Recombee signal feedback
| Verdict | Recombee push | Taste profile change |
|---|---|---|
completed (movie) | AddRating(+0.5) | (already implicit via /sync/history push) |
accidental | none | none |
abandoned_sleep | AddRating(-0.2) | none — sleep ≠ dislike |
abandoned_bounce (movie) | AddRating(-0.7) | -5% to top genres of that movie; mark is_stale |
abandoned_bounce (S1E1 of show) | AddRating(-1.0) on the SHOW | -10% to show's top genres |
abandoned_lost_interest | none on the show | light positive on the show's top genres |
Notice the lost_interest case is positive on the genre — the user invested seasons of their life in a show, they clearly love the genre. They just lost time/bandwidth for this show specifically.
The sleep-vs-bounce heuristic
This is the trickiest part. The machine needs to know the user's local hour at the moment they paused — late-night pauses are most likely "fell asleep", daytime pauses are most likely "actively didn't want to continue".
We populate users.timezone from Trakt's /users/me?extended=full endpoint at OAuth and refresh on every sign-in.

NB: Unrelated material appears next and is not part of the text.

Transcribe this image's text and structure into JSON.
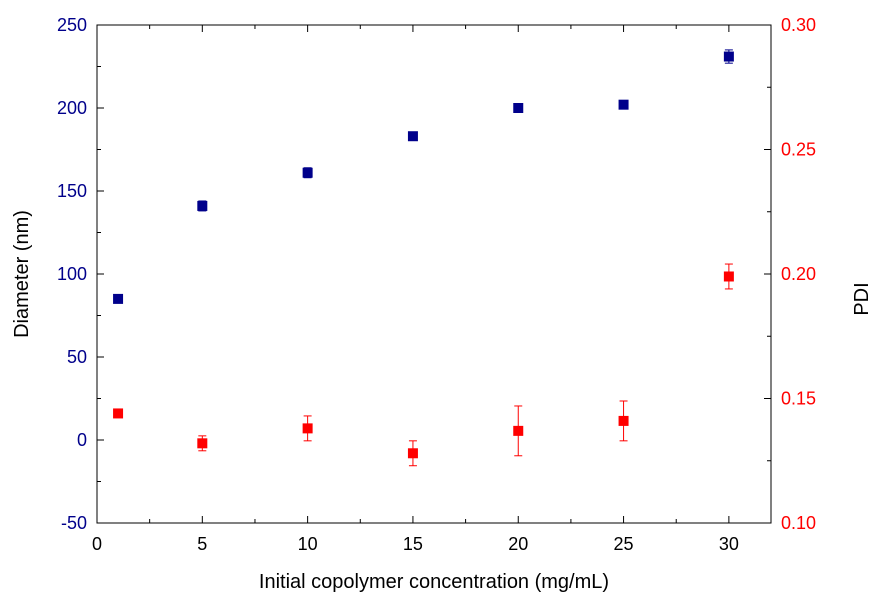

The IANA name (America/Los_Angeles, Europe/London, etc.) feeds Python's zoneinfo module to convert each paused_at_utc to the user's local hour at decision time.

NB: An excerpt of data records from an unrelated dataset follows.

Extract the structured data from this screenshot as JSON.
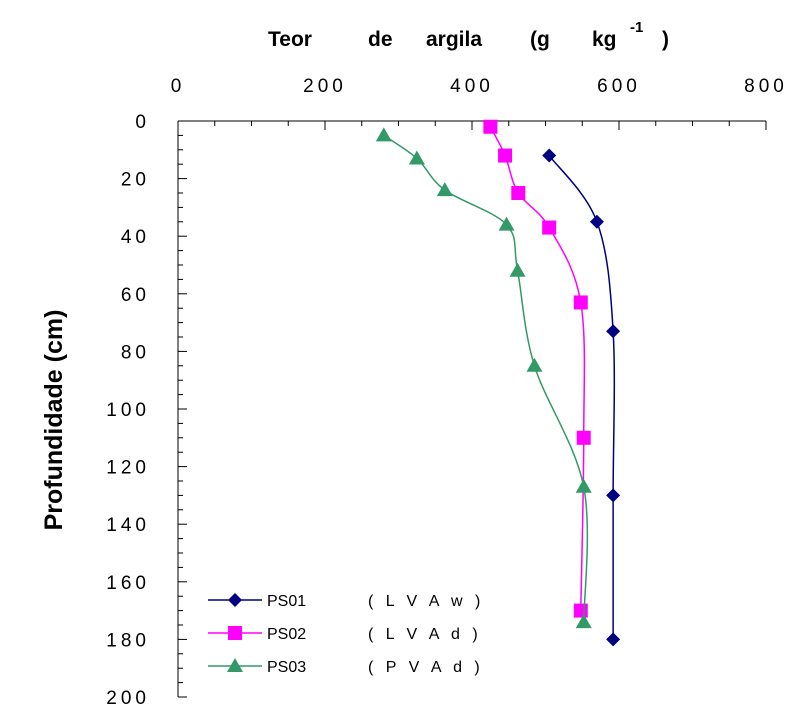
{
  "chart_data": {
    "type": "line",
    "title_parts": [
      "Teor",
      "de",
      "argila",
      "(g",
      "kg"
    ],
    "title_superscript": "-1",
    "title_close": ")",
    "ylabel": "Profundidade (cm)",
    "x_axis": {
      "position": "top",
      "min": 0,
      "max": 800,
      "major_step": 200,
      "minor_step": 50,
      "tick_labels": [
        "0",
        "200",
        "400",
        "600",
        "800"
      ]
    },
    "y_axis": {
      "inverted": true,
      "min": 0,
      "max": 200,
      "major_step": 20,
      "minor_step": 5,
      "tick_labels": [
        "0",
        "20",
        "40",
        "60",
        "80",
        "100",
        "120",
        "140",
        "160",
        "180",
        "200"
      ]
    },
    "grid": false,
    "legend_position": "bottom-left",
    "series": [
      {
        "name": "PS01",
        "code": "( L V A w )",
        "color": "#000080",
        "marker": "diamond",
        "points": [
          [
            505,
            12
          ],
          [
            570,
            35
          ],
          [
            592,
            73
          ],
          [
            592,
            130
          ],
          [
            592,
            180
          ]
        ]
      },
      {
        "name": "PS02",
        "code": "( L V A d )",
        "color": "#ff00ff",
        "marker": "square",
        "points": [
          [
            425,
            2
          ],
          [
            445,
            12
          ],
          [
            463,
            25
          ],
          [
            505,
            37
          ],
          [
            548,
            63
          ],
          [
            552,
            110
          ],
          [
            548,
            170
          ]
        ]
      },
      {
        "name": "PS03",
        "code": "( P V A d )",
        "color": "#339966",
        "marker": "triangle",
        "points": [
          [
            280,
            5
          ],
          [
            325,
            13
          ],
          [
            363,
            24
          ],
          [
            447,
            36
          ],
          [
            462,
            52
          ],
          [
            485,
            85
          ],
          [
            552,
            127
          ],
          [
            552,
            174
          ]
        ]
      }
    ]
  }
}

The sleep window [22, 23, 0, 1, 2, 3, 4] is wide enough that DST jumps don't push a non-sleep event into the window or vice versa.
Edge case — shift workers: their "late night" is everyone else's morning. They'll get abandoned_bounce instead of abandoned_sleep for genuine sleep events. Mitigation for v1.6: learn each user's personal sleep pattern from their watch-history hour distribution. Out of scope for v1.5.
Idempotency
Every WatchAttempt row carries a feedback_pushed: bool flag. The evaluator skips signal-pushing for any row where the flag is already True. So re-running the evaluator (which happens every sync tick) never double-counts.
Inspecting verdicts
# All open + recently-decided attempts for a user, grouped by verdict
curl -H "X-Admin-Token: $TOKEN" \
https://<your-host>/admin/watch_attempts/<user_id> | jq .
Returns:
{
"user_id": "abc123",
"total": 47,
"counts": {
"in_progress": 8,
"completed": 31,
"abandoned_sleep": 4,
"abandoned_bounce": 2,
"abandoned_lost_interest": 1,
"accidental": 1
},
"by_status": {
"abandoned_bounce": [
{
"kind": "episode",
"show_tmdb_id": 1396,
"season_number": 1,
"episode_number": 1,
"last_progress_pct": 32.4,
"last_paused_at_utc": "2026-04-12T14:30:00",
"last_paused_local_hour": 7,
"decided_at": "2026-04-14T15:00:00",
"feedback_pushed": true
},
...
],
...
}
}
Hourly background sanity check
Independent of the watch-state machine, an hourly health-check job probes every external dependency (DB, Trakt, TMDB, Recombee, LLM) and logs a single WARNING with full diagnostic detail when anything degrades. Recovery shows up as INFO. Healthy installs produce zero WARNING-level lines.
State transitions:
| Transition | Log level |
|---|---|
| ok → ok | DEBUG only (never wakes anyone) |
| ok → failed | WARNING + full deep-dive in same line |
| ok → degraded | INFO with reason |
| failed → ok | INFO "RECOVERED" |
| failed → failed | DEBUG (no spam — admin endpoint still has it) |
Inspect via /admin/health/history (last 24 snapshots) or trigger immediately via POST /admin/health/run.